1972 ist auch herbie hancock nach kalifornien gezogen und nimmt dort HEAD HUNTERS auf. parallel entsteht ein musikalischer nachklapp zum sun-ra-film (zu dem es vorher schon einen veritablen soundtrack gab), als projekt von ed michel, das arkestra für impulse aufzunehmen. das klappt erstmal nicht – sun ra nimmt sich den vertrag mit nach hause und tauscht bei den positionen einfach „el saturn“ und „ABC“. aber irgendwie entsteht SPACE IS THE PLACE für blue thumb. zwei weltraumfluchten mit irdischem chaos dazwischen, von baker bigsby luzide aufgenommen – immer wieder wird der klangraum geöffnet, das dirigat des leiters durch den fokus im mix unterstützt, die eigenartige instabilität der band als agiler organismus inszeniert. farfisa-impulse glissieren nach oben weg, eine flexible percussion (es hört sich an, als würde immer gerade jemand anderes die beiden drumkits übernehmen, wenn die hände frei sind) swingt leicht durch den raum, die vier sängerinnen machen sich unbeirrte vier reime auf die eine textzeile und werden dabei von musikern kommentiert, stoisch hält das baritonsax das komplizierte grundmotiv aufrecht, manchmal vom e-bass (pat patrick) unterstützt. die space-orgel kriegt immer wieder stoff, um einen sprung zu machen. „space is the place“ ist dabei kein dadaistisches wortspiel, sondern eine sanfte anwerbung der community: kommt mit! euer ort ist woanders!

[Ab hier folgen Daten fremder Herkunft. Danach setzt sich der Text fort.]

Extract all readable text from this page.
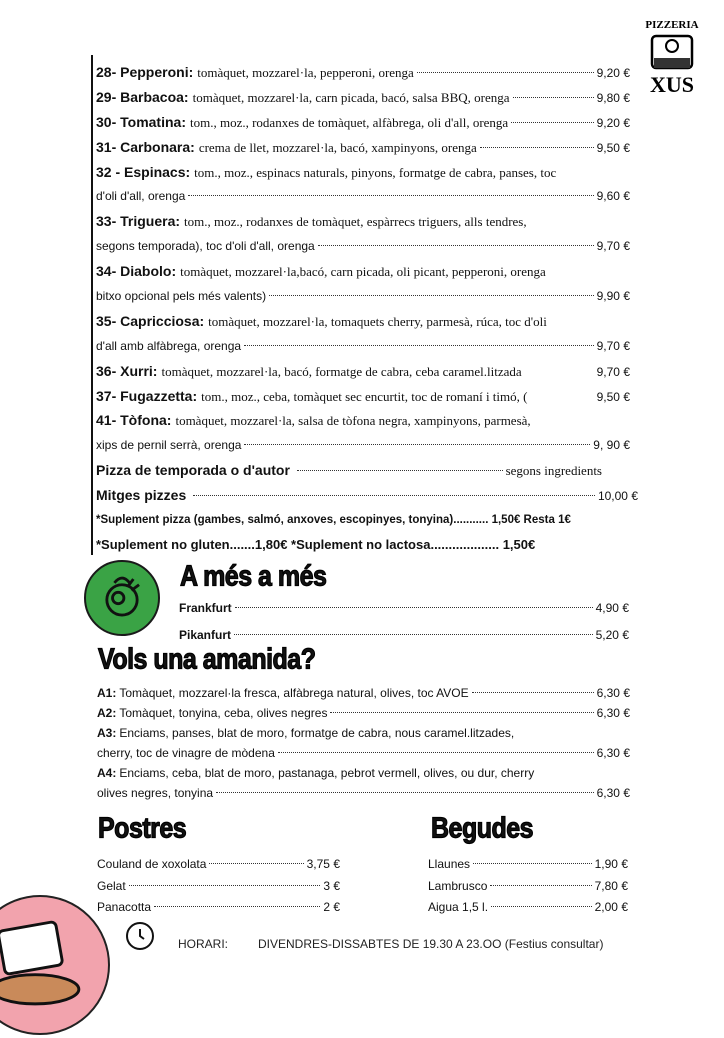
PIZZERIA
XUS
28- Pepperoni: tomàquet, mozzarel·la, pepperoni, orenga	9,20 €
29- Barbacoa: tomàquet, mozzarel·la, carn picada, bacó, salsa BBQ, orenga	9,80 €
30- Tomatina: tom., moz., rodanxes de tomàquet, alfàbrega, oli d'all, orenga	9,20 €
31- Carbonara: crema de llet, mozzarel·la, bacó, xampinyons, orenga	9,50 €
32 - Espinacs: tom., moz., espinacs naturals, pinyons, formatge de cabra, panses, toc
d'oli d'all, orenga	9,60 €
33- Triguera: tom., moz., rodanxes de tomàquet, espàrrecs triguers, alls tendres,
segons temporada), toc d'oli d'all, orenga	9,70 €
34- Diabolo: tomàquet, mozzarel·la,bacó, carn picada, oli picant, pepperoni, orenga
bitxo opcional pels més valents)	9,90 €
35- Capricciosa: tomàquet, mozzarel·la, tomaquets cherry, parmesà, rúca, toc d'oli
d'all amb alfàbrega, orenga	9,70 €
36- Xurri: tomàquet, mozzarel·la, bacó, formatge de cabra, ceba caramel.litzada	9,70 €
37- Fugazzetta: tom., moz., ceba, tomàquet sec encurtit, toc de romaní i timó, (	9,50 €
41- Tòfona: tomàquet, mozzarel·la, salsa de tòfona negra, xampinyons, parmesà,
xips de pernil serrà, orenga	9, 90 €
Pizza de temporada o d'autor	segons ingredients
Mitges pizzes	10,00 €
*Suplement pizza (gambes, salmó, anxoves, escopinyes, tonyina)........... 1,50€ Resta 1€
*Suplement no gluten.......1,80€ *Suplement no lactosa................... 1,50€
A més a més
Vols una amanida?
Postres	Begudes
HORARI: DIVENDRES-DISSABTES DE 19.30 A 23.OO (Festius consultar)
Frankfurt	4,90 €
Pikanfurt	5,20 €
A1: Tomàquet, mozzarel·la fresca, alfàbrega natural, olives, toc AVOE	6,30 €
A2: Tomàquet, tonyina, ceba, olives negres	6,30 €
A3: Enciams, panses, blat de moro, formatge de cabra, nous caramel.litzades,
cherry, toc de vinagre de mòdena	6,30 €
A4: Enciams, ceba, blat de moro, pastanaga, pebrot vermell, olives, ou dur, cherry
olives negres, tonyina	6,30 €
Couland de xoxolata	3,75 €
Gelat	3 €
Panacotta	2 €
Llaunes	1,90 €
Lambrusco	7,80 €
Aigua 1,5 l.	2,00 €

auf der zweiten seite dann was ganz anderes – eine swingnummer, ein dunkler marsch, eine freie kaskade. wieder passt alles nur so gerade eben zusammen, was programm ist, denn geübt haben die ja miteinander unablässig und hätten das wahrscheinlich auch so exekutieren können wie das rias tanzorchester. aber die instabilität ist das benzin, mit einem bein sind alle schon woanders, der rhythmus hält sie nicht am boden, aber aus eigener kraft kommen weder das terror-altsax-duo allen/davis, noch der manchmal frei drehende gilmore aus der umlaufbahn. erst mit der rakete nummer 9 klappt das, und da sind auch die selbstbewussten stimmen wieder da, die lecture ist verdaut. der wind verrät nicht, wo er hinweht, schreibt sun ra in berkeley auf – und genausowenig mach ich das auch. ich überrede nicht, ich führe nicht: „you need wings to ride with the spirit of the air!“
ich hatte gerade großen spaß, SPACE IS THE PLACE im nachgang von HEAD HUNTERS zu hören. clavichord-ostinato hier, das die soli anstößt, das von der space-orgel angestoßene baritonsax-ostinato dort. beides sind aushandlungen von luft und boden. und im film, den ich mal als queeres musical in einem uniseminar anmoderiert habe, sind beide ansätze sichtbar und verstehen sich. aber hildesheim 2021 war halt nicht berkeley 1972.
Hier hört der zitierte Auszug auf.